To start developing, first install nvm. Then direnv is optional, but strongly recommended.

If you're using direnv, only the first time you will need to do:

direnv allow

After that, yarn should be available in your path.

Build

Remember to install the dependencies after cloning:

yarn install

Build:

yarn build

Format code

yarn lint:fix 

Tests

The following command runs the tests and generates code coverage report, which is available within coverage directory.

yarn test

Contributing

All new features must branch off the default branch main.

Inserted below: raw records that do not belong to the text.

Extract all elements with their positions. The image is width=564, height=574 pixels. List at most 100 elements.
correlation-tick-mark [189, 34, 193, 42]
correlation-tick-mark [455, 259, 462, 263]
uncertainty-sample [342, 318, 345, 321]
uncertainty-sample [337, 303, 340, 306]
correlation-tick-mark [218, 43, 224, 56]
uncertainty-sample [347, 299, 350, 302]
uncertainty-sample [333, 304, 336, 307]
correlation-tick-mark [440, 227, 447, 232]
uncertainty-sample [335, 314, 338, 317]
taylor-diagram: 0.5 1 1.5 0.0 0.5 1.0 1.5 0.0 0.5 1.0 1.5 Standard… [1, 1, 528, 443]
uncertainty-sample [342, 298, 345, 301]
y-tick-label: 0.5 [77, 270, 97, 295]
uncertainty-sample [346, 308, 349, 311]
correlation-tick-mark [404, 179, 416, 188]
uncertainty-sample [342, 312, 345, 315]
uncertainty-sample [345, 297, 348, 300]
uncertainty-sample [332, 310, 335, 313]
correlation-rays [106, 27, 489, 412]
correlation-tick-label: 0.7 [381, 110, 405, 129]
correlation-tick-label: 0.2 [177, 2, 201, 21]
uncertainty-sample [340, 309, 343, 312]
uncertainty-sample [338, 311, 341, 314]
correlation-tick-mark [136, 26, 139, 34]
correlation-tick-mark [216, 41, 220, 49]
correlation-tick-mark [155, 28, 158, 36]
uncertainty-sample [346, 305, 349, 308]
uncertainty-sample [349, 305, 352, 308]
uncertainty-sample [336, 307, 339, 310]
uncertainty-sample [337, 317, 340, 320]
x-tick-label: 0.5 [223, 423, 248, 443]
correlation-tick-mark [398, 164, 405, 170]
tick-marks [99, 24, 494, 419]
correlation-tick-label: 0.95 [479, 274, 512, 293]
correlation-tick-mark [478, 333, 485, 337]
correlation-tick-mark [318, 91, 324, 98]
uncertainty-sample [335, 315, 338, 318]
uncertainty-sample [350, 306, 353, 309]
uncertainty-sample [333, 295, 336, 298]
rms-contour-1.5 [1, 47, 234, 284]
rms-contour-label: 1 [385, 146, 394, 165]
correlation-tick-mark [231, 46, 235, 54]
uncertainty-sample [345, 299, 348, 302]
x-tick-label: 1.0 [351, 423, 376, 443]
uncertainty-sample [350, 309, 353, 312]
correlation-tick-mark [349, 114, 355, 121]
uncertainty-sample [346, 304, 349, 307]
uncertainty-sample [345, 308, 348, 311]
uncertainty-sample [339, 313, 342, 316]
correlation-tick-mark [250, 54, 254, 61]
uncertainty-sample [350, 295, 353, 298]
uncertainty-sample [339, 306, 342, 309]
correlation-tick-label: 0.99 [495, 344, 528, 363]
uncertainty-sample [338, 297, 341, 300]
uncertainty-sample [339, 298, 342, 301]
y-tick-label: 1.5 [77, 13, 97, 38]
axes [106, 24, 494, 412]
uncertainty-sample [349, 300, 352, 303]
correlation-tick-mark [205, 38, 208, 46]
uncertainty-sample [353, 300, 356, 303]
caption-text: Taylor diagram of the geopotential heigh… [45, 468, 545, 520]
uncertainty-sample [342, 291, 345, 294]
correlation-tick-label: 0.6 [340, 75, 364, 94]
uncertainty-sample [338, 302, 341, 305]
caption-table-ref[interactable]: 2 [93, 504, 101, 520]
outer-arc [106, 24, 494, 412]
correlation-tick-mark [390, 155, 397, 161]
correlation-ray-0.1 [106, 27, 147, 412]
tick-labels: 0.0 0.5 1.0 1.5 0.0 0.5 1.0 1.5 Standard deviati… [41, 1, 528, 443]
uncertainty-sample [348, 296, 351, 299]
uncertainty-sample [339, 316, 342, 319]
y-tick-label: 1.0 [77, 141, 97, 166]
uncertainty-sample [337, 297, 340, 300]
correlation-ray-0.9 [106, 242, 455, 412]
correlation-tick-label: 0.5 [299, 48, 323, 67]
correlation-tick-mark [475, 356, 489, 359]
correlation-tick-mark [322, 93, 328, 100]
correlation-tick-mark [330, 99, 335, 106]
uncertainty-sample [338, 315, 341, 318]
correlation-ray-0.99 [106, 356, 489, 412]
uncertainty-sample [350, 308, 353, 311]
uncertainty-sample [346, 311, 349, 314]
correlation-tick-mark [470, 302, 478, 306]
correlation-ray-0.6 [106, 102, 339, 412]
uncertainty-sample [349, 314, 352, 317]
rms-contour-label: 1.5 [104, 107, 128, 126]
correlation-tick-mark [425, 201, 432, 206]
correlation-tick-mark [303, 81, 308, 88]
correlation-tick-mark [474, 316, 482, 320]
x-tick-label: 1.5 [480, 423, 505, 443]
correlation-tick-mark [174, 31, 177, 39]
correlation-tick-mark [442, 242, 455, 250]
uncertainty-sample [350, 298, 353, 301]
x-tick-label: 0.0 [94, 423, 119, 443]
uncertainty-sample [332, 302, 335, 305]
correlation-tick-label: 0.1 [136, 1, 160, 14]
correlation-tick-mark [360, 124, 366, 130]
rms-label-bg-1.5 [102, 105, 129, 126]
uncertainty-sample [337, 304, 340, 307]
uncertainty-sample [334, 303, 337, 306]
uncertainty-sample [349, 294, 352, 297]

It's recommended to enable automatic eslint formatting in your text editor upon save, in order to avoid CI errors due to incorrect format.

Commit Message Format

This project uses Conventional Commits. Please format your commit messages as:

<type>[optional scope]: <description>

Types: feat, fix, docs, style, refactor, perf, test, chore, ci, build, revert
Scopes: core, testkit, compact-js, platform-js, wallet, deps, config

Making Commits

# Interactive commit (recommended)
yarn commit

# Manual commit
git commit -m "feat(core): add new feature"

Git Hooks

  • pre-commit: Runs lint-staged
  • commit-msg: Validates commit message format
  • pre-push: Runs full check suite

Release a new version

1. Generate changelog

yarn changelog  # Updates CHANGELOG.md with new entries

2. Update versions

yarn workspaces foreach --all version $VERSION

3. Commit and tag

git add .
git commit -m "chore: release v$VERSION"
git tag v$VERSION
git push origin v$VERSION  # Triggers CD workflow

Available Scripts

Development

  • yarn commit - Interactive conventional commit prompt
  • yarn build - Build all packages
  • yarn test - Run all tests
  • yarn lint - Run ESLint
  • yarn lint:fix - Fix linting issues

Release

  • yarn changelog - Generate/update CHANGELOG.md
  • yarn changelog:first - Generate complete changelog from git history

After that, use the Releases feature from GitHub to create a tag with a name following the pattern vX.Y.Z.